SALT LAKE CITY -- Attorneys for a polygamous family made famous on a reality television show on Friday asked a Utah federal judge not to block their challenge of the state's bigamy law.
Kody Brown and wives Meri, Janelle, Christine and Robyn filed a lawsuit in Salt Lake City's U.S. District Court in July.
The stars of the TLC show "Sister Wives" contend the law is unconstitutional because it violates their right to privacy, prohibiting them from living together and criminalizing their private sexual relationships.
Under Utah law, people are guilty of bigamy if they have multiple marriage licenses, or if they cohabitate with another consenting adult in a marriage-like relationship.

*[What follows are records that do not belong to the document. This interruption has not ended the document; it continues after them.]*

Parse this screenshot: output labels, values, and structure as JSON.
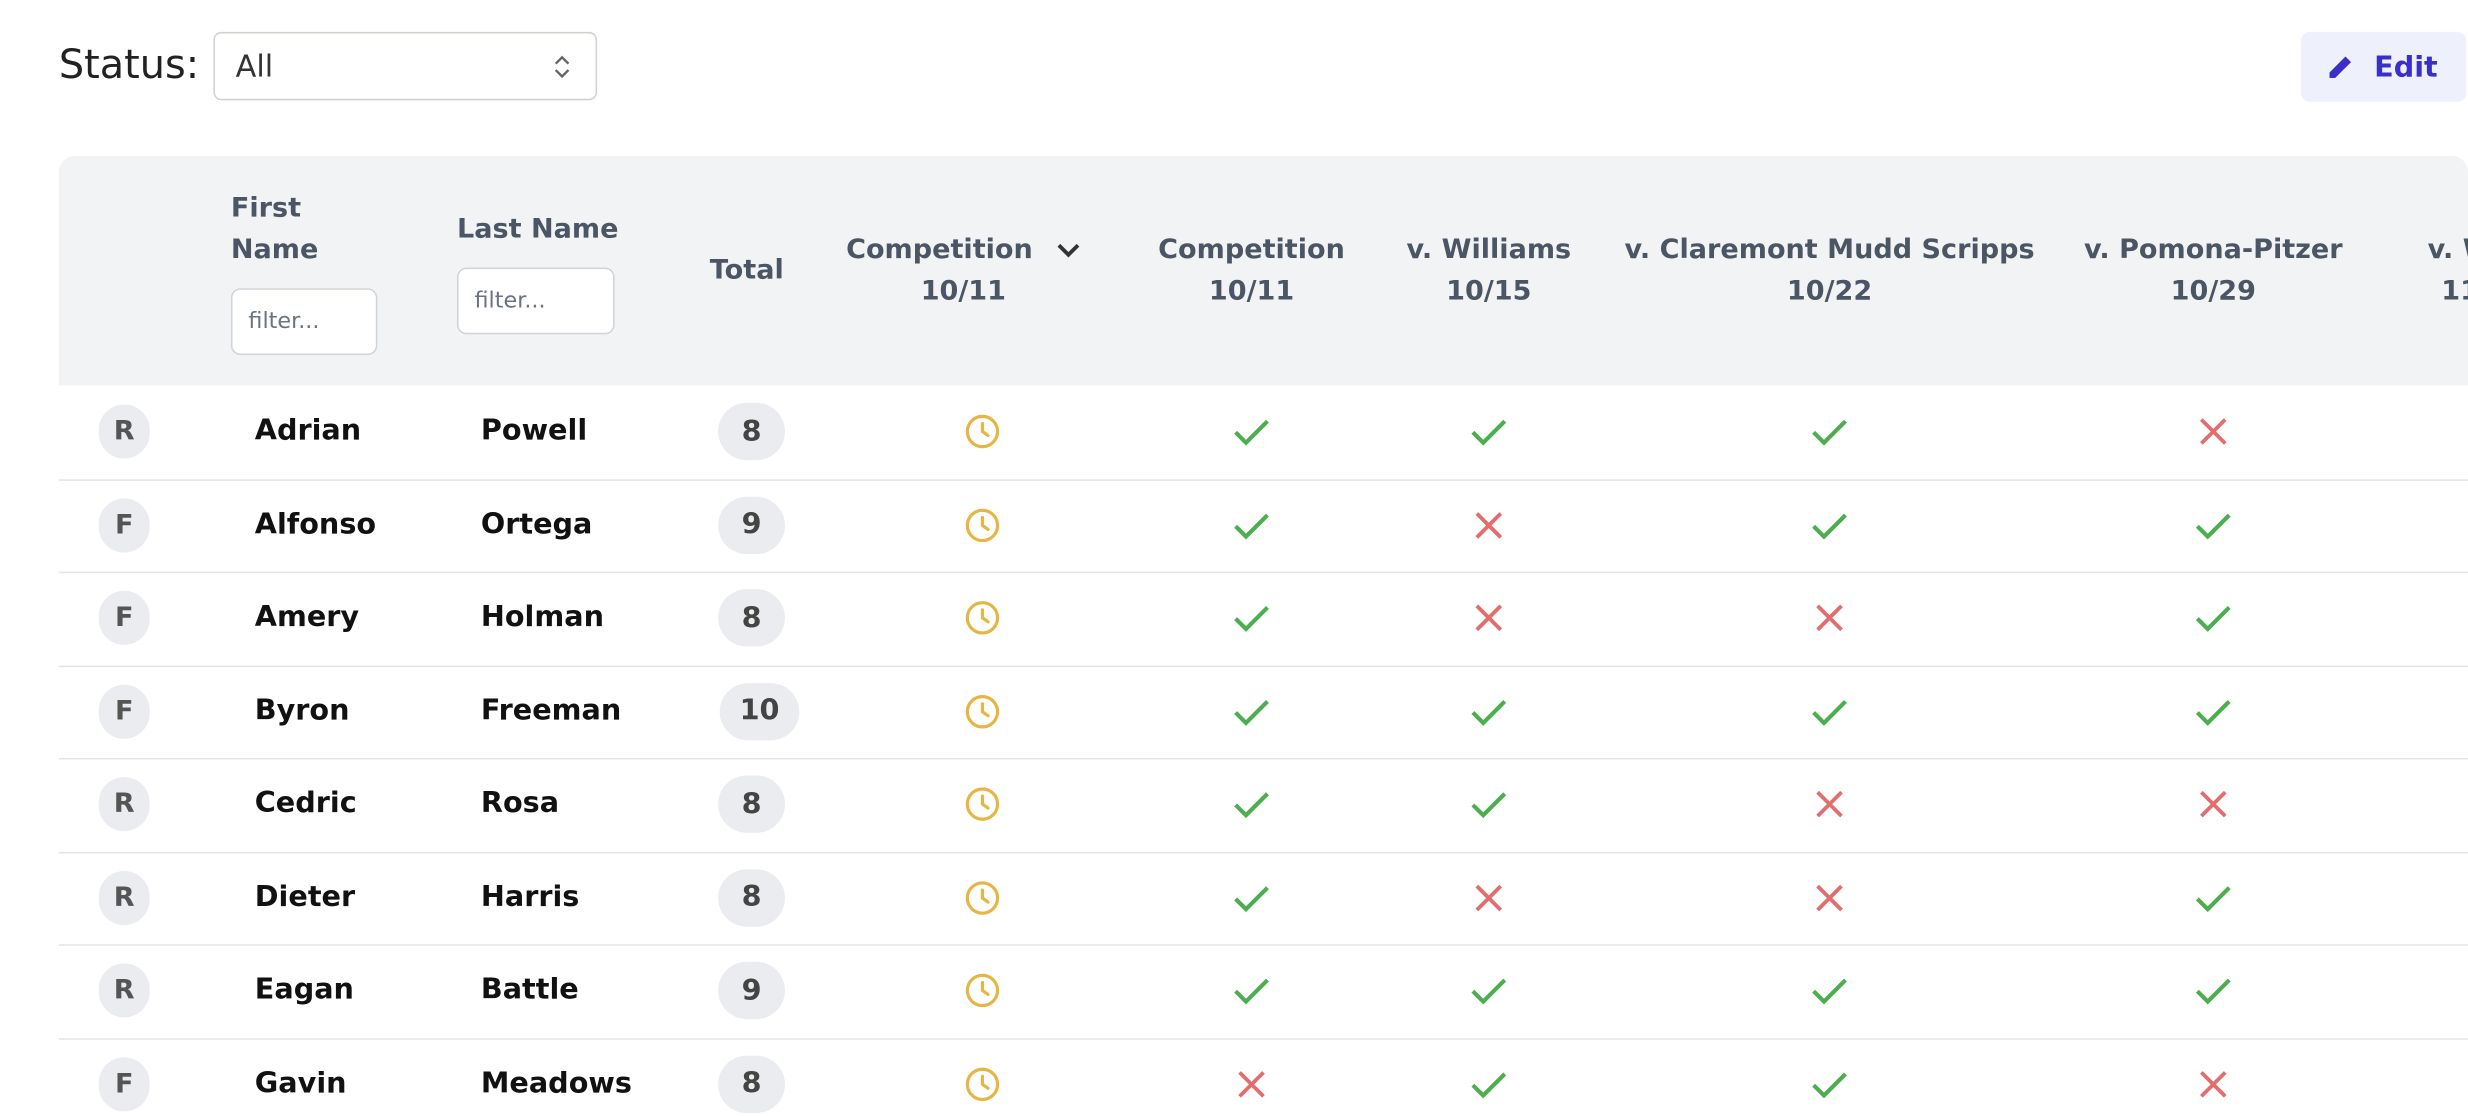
{
  "toolbar": {
    "status_label": "Status:",
    "status_value": "All",
    "edit_button": "Edit"
  },
  "table": {
    "headers": {
      "first_name": "First Name",
      "last_name": "Last Name",
      "total": "Total",
      "filter_placeholder": "filter..."
    },
    "columns": [
      {
        "title": "Competition",
        "date": "10/11",
        "sorted": true
      },
      {
        "title": "Competition",
        "date": "10/11",
        "sorted": false
      },
      {
        "title": "v. Williams",
        "date": "10/15",
        "sorted": false
      },
      {
        "title": "v. Claremont Mudd Scripps",
        "date": "10/22",
        "sorted": false
      },
      {
        "title": "v. Pomona-Pitzer",
        "date": "10/29",
        "sorted": false
      },
      {
        "title": "v. W",
        "date": "11",
        "sorted": false
      }
    ],
    "rows": [
      {
        "status": "R",
        "first": "Adrian",
        "last": "Powell",
        "total": "8",
        "attendance": [
          "pending",
          "present",
          "present",
          "present",
          "absent"
        ]
      },
      {
        "status": "F",
        "first": "Alfonso",
        "last": "Ortega",
        "total": "9",
        "attendance": [
          "pending",
          "present",
          "absent",
          "present",
          "present"
        ]
      },
      {
        "status": "F",
        "first": "Amery",
        "last": "Holman",
        "total": "8",
        "attendance": [
          "pending",
          "present",
          "absent",
          "absent",
          "present"
        ]
      },
      {
        "status": "F",
        "first": "Byron",
        "last": "Freeman",
        "total": "10",
        "attendance": [
          "pending",
          "present",
          "present",
          "present",
          "present"
        ]
      },
      {
        "status": "R",
        "first": "Cedric",
        "last": "Rosa",
        "total": "8",
        "attendance": [
          "pending",
          "present",
          "present",
          "absent",
          "absent"
        ]
      },
      {
        "status": "R",
        "first": "Dieter",
        "last": "Harris",
        "total": "8",
        "attendance": [
          "pending",
          "present",
          "absent",
          "absent",
          "present"
        ]
      },
      {
        "status": "R",
        "first": "Eagan",
        "last": "Battle",
        "total": "9",
        "attendance": [
          "pending",
          "present",
          "present",
          "present",
          "present"
        ]
      },
      {
        "status": "F",
        "first": "Gavin",
        "last": "Meadows",
        "total": "8",
        "attendance": [
          "pending",
          "absent",
          "present",
          "present",
          "absent"
        ]
      }
    ]
  }
}
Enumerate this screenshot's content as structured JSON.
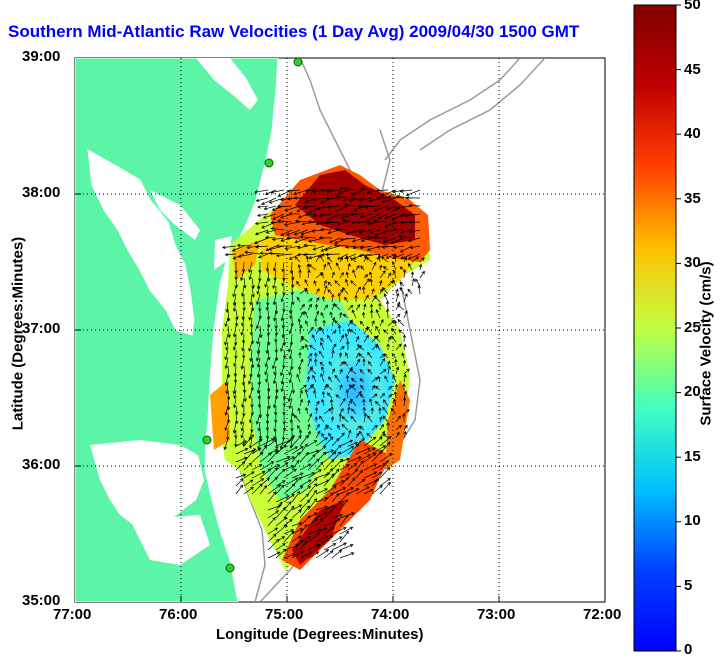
{
  "title": "Southern Mid-Atlantic Raw Velocities (1 Day Avg) 2009/04/30 1500 GMT",
  "axes": {
    "xlabel": "Longitude (Degrees:Minutes)",
    "ylabel": "Latitude (Degrees:Minutes)",
    "x_ticks": [
      "77:00",
      "76:00",
      "75:00",
      "74:00",
      "73:00",
      "72:00"
    ],
    "y_ticks": [
      "39:00",
      "38:00",
      "37:00",
      "36:00",
      "35:00"
    ]
  },
  "colorbar": {
    "label": "Surface Velocity (cm/s)",
    "min": 0,
    "max": 50,
    "ticks": [
      "50",
      "45",
      "40",
      "35",
      "30",
      "25",
      "20",
      "15",
      "10",
      "5",
      "0"
    ],
    "colormap": "jet"
  },
  "colors": {
    "land": "#5cf5a8",
    "water": "#ffffff",
    "title": "#0000ff",
    "contour": "#9a9a9a",
    "station": "#33cc33"
  },
  "chart_data": {
    "type": "heatmap",
    "title": "Southern Mid-Atlantic Raw Velocities (1 Day Avg) 2009/04/30 1500 GMT",
    "xlabel": "Longitude (Degrees:Minutes)",
    "ylabel": "Latitude (Degrees:Minutes)",
    "xlim": [
      -77,
      -72
    ],
    "ylim": [
      35,
      39
    ],
    "colorbar_range": [
      0,
      50
    ],
    "colorbar_label": "Surface Velocity (cm/s)",
    "grid": true
  }
}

Formerly of Lehi, Utah, the Browns and their 17 children moved to Nevada in January after police launched a bigamy investigation. The Browns said they practice polygamy as part of their religious beliefs.
U.S. District Judge Clark Waddoups heard oral arguments in the case Friday in Salt Lake City and took the matter under advisement. It is not known when he will rule.
For the case to go forward, the judge must decide that the Browns have been harmed by the bigamy law.
In court, the Browns' attorney, Jonathan Turley, said the family has suffered losses of income and has been forced to move out of state because they were under investigation for bigamy.
They also have suffered "reputational harm" because the law labels the family a "criminal association," Turley said.
Assistant Utah Attorney General Jerrold Jensen called the Browns' lawsuit "great TV drama," but said there is no real threat to the family, which has neither been arrested or charged with any crime.